Waarom is het in jullie ogen belangrijk om interventiekunde toe te passen?
Esmee: “Dit soort stapsgewijze reflectie helpt te bezinnen op wat echt belangrijk is (leidinggevenden) en om koers en strategie te bepalen. Ook leert men elkaar beter kennen waardoor de ruis verdwijnt en er meer onderling begrip ontstaat.”
Maisa vult aan: “Het allerbelangrijkste vind ik dat deelnemers aan het traject dieper inzicht krijgen in wat er speelt en beseffen dat ze zelf verantwoordelijk en eigenaar zijn van de oplossing. Daarbij is het belangrijk dat het hele systeem aanwezig is bij de sessie (geen sessie zonder de leidinggevende dus!), we krijgen regelmatig de vraag van leidinggevenden: “Moet ik er ook bij zijn?”. De leidinggevende is onderdeel van het systeem en levert een belangrijke bijdrage aan de verandering op de lange termijn. Het is een voorwaarde en effectief dat de leidinggevende – en dus beslisser! – aanwezig is om direct te reageren op ideeën en oplossingen vanuit het team. Dat voorkomt later teleurstelling over bereikte resultaten. Op die manier verlaten het team en de leidinggevende ook de ruimte met commitment op de gewenste verandering en verklein je de kans dat het alleen blijft bij leuke teamdagen zonder concrete resultaten.”

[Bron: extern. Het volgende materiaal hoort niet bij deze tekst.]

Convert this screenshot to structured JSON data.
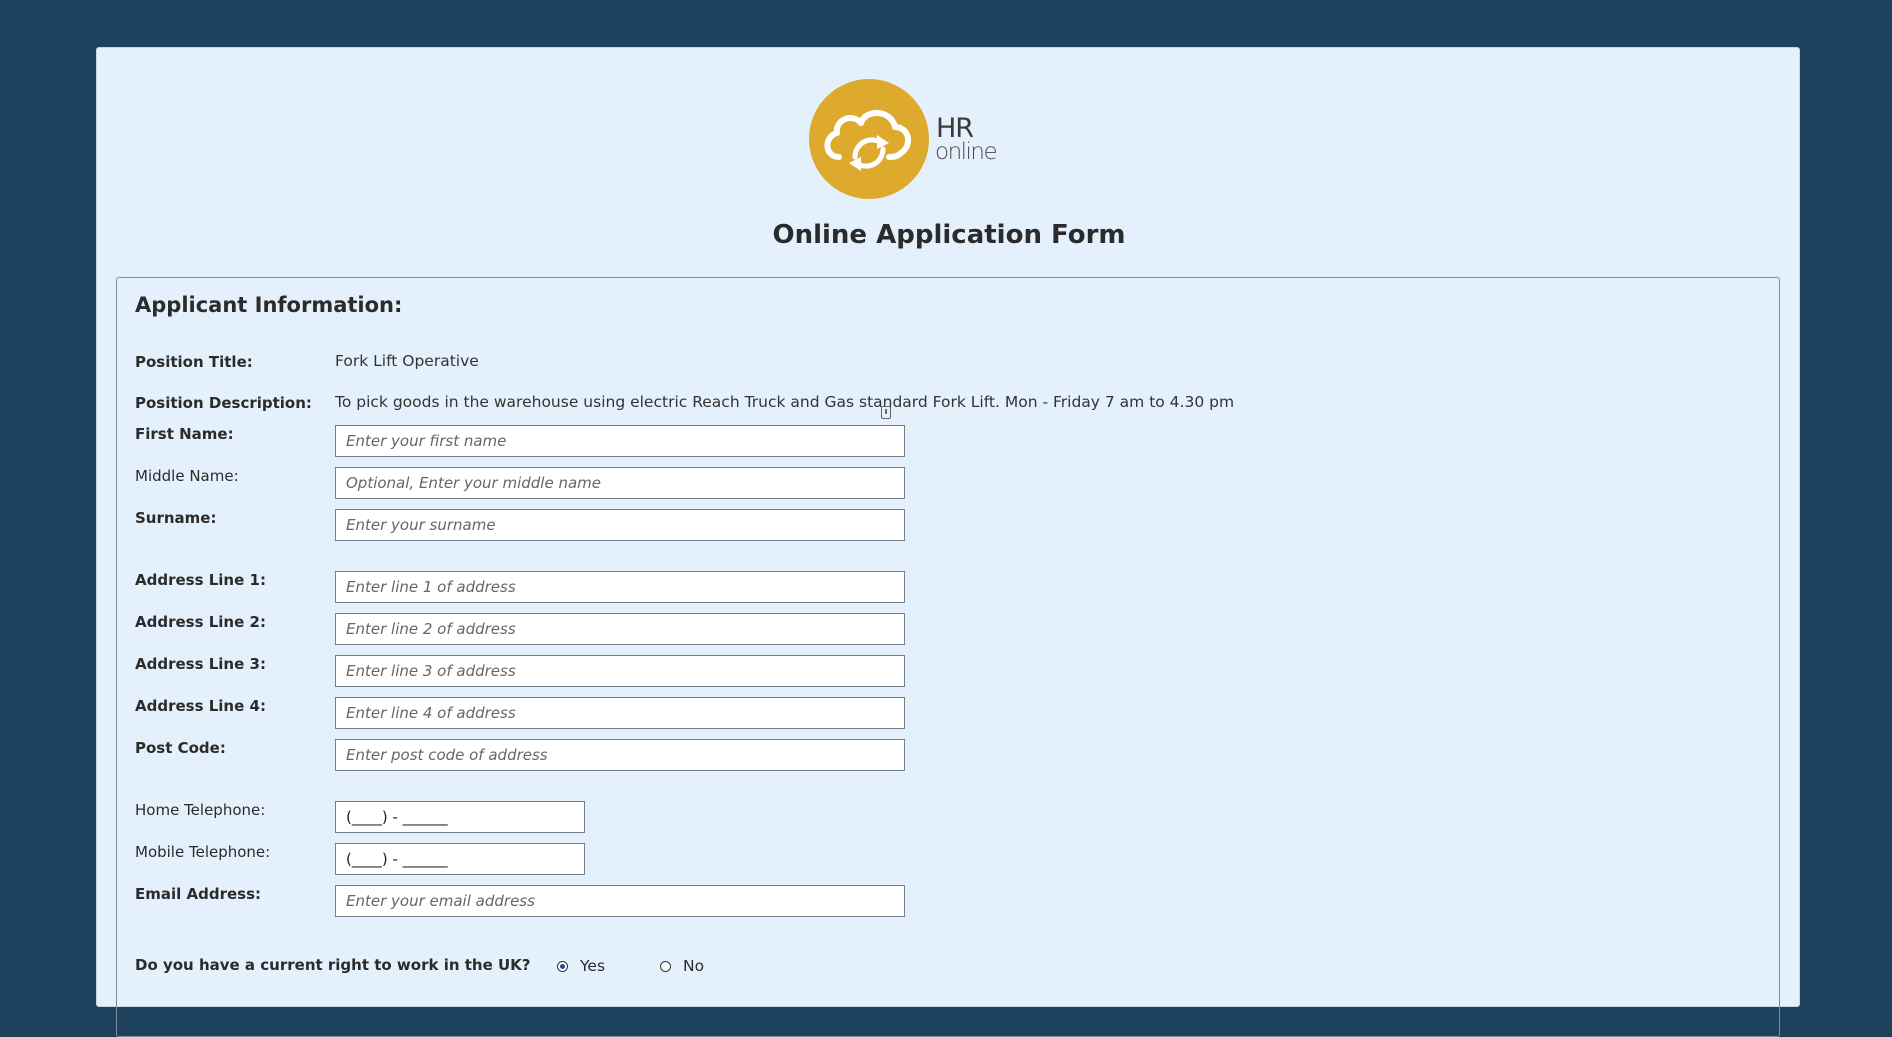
{
  "brand": {
    "logo_line1": "HR",
    "logo_line2": "online",
    "logo_color": "#deaa2d"
  },
  "page_title": "Online Application Form",
  "section_heading": "Applicant Information:",
  "position": {
    "title_label": "Position Title:",
    "title_value": "Fork Lift Operative",
    "description_label": "Position Description:",
    "description_value": "To pick goods in the warehouse using electric Reach Truck and Gas standard Fork Lift. Mon - Friday 7 am to 4.30 pm"
  },
  "fields": {
    "first_name": {
      "label": "First Name:",
      "placeholder": "Enter your first name"
    },
    "middle_name": {
      "label": "Middle Name:",
      "placeholder": "Optional, Enter your middle name"
    },
    "surname": {
      "label": "Surname:",
      "placeholder": "Enter your surname"
    },
    "address1": {
      "label": "Address Line 1:",
      "placeholder": "Enter line 1 of address"
    },
    "address2": {
      "label": "Address Line 2:",
      "placeholder": "Enter line 2 of address"
    },
    "address3": {
      "label": "Address Line 3:",
      "placeholder": "Enter line 3 of address"
    },
    "address4": {
      "label": "Address Line 4:",
      "placeholder": "Enter line 4 of address"
    },
    "postcode": {
      "label": "Post Code:",
      "placeholder": "Enter post code of address"
    },
    "home_phone": {
      "label": "Home Telephone:",
      "placeholder": "(____) - ______"
    },
    "mobile_phone": {
      "label": "Mobile Telephone:",
      "placeholder": "(____) - ______"
    },
    "email": {
      "label": "Email Address:",
      "placeholder": "Enter your email address"
    }
  },
  "right_to_work": {
    "question": "Do you have a current right to work in the UK?",
    "yes_label": "Yes",
    "no_label": "No",
    "selected": "Yes"
  },
  "colors": {
    "page_background": "#1e425e",
    "card_background": "#e4f1fd"
  }
}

En wat vinden opdrachtgevers daarvan?
Maisa: “Wat opdrachtgevers prettig vinden, is dat we niet één keer prikken en dan klaar zijn, maar dat wij het vervolg monitoren en eventueel helpen bij het bijsturen. Vaak zeggen groepen in het begin van zo’n sessie: ‘We hebben al zoveel trainingen gedaan, hebben wat afspraken op een flip-over geschreven en die in de kast gegooid, nooit meer naar gekeken en er is niks veranderd!’
“Vaak zie je dat deze afspraken veel te hoog over zijn en niet concreet, bijvoorbeeld: ‘We gaan elkaar vanaf nu beter feedback geven’. Zonder te onderzoeken hoe dat op dit moment gaat, wat er precies moet veranderen om het beter te maken, wie wat anders moet doen, hoe je als groep kan monitoren/bijsturen.” Esmee: “Het mooiste wat je kunt bereiken als interventiekundige is dat je jezelf overbodig maakt, omdat de groep zelf voldoende handelingsmogelijkheden ziet om stappen te maken met elkaar. Als het zelf-oplossende vermogen in een groep is aangezet.”